La salida de María Corina Machado ocurrió en la madrugada del martes, mediante un desplazamiento marítimo cuidadosamente planificado. Funcionarios de Estados Unidos confirmaron que la decisión de mantener en secreto cada detalle respondió a estrictas consideraciones de seguridad, especialmente ante el riesgo que implicaba abandonar territorio venezolano siendo una de las figuras políticas más perseguidas por el régimen de Nicolás Maduro. Su círculo más cercano solo divulgó la información cuando la opositora ya se encontraba fuera del país, con la operación completada.
Una vez en tránsito, Machado sostuvo una conversación telefónica con Jørgen Watne Frydnes, presidente del Comité Noruego del Nobel, en la que confirmó oficialmente que se dirigía a Oslo. En su mensaje relató parcialmente la odisea: agradeció a quienes “arriesgaron su vida” para permitir su salida y expresó que no podría llegar a tiempo a la ceremonia de premiación. Su hija, Ana Corina Sosa Machado, recibió el galardón en su nombre, leyendo un discurso enviado por la dirigente en el que conectó su travesía personal con la larga lucha del pueblo venezolano por recuperar la democracia.
En su mensaje escrito, Machado reconstruyó la identidad venezolana desde la mezcla de raíces indígenas, africanas y españolas, evocando la Constitución de 1811 como el punto de origen de una tradición republicana basada en la dignidad humana, las libertades individuales y la separación de poderes. Se presentó ante el Comité como una voz entre millones de venezolanos que exigen libertad, subrayando que el reconocimiento internacional refleja la resistencia colectiva de un país inmerso en una crisis prolongada.
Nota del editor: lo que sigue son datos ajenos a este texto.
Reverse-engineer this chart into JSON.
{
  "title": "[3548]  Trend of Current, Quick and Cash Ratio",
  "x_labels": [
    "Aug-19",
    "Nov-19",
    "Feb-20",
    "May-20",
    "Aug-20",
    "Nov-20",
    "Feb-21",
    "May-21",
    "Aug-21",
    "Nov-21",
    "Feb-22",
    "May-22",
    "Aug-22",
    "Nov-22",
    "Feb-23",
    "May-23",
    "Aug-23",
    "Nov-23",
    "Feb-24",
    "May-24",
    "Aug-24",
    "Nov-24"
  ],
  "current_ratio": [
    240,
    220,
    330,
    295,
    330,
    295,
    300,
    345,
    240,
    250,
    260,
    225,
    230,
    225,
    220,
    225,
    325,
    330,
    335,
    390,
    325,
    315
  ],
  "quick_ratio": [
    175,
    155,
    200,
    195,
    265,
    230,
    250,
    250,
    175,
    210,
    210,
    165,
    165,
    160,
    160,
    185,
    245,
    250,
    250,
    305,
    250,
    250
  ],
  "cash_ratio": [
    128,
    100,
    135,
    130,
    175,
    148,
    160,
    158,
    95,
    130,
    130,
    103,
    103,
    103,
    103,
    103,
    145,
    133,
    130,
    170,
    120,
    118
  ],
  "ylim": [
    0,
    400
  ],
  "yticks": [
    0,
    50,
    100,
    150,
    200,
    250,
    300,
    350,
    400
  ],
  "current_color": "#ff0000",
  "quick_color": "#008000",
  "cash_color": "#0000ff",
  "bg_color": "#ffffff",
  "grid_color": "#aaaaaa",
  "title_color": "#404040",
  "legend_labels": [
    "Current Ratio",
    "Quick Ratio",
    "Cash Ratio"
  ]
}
La ceremonia en Oslo tomó un giro político aún más marcado cuando Frydnes denunció la existencia de una red de regímenes autoritarios que —según afirmó— apuntalan la permanencia de Maduro. Señaló a Cuba, Rusia, Irán, China y Hezbollah como soportes del aparato de represión venezolano, mediante armas, inteligencia, vigilancia y respaldo económico. El Comité documentó violaciones sistemáticas de derechos humanos y reiteró que la comunidad internacional ha fallado en respaldar adecuadamente a los venezolanos. Frydnes culminó con un llamado directo a Maduro para aceptar los resultados electorales y dejar el poder, mensaje que recibió un fuerte aplauso de autoridades y mandatarios presentes.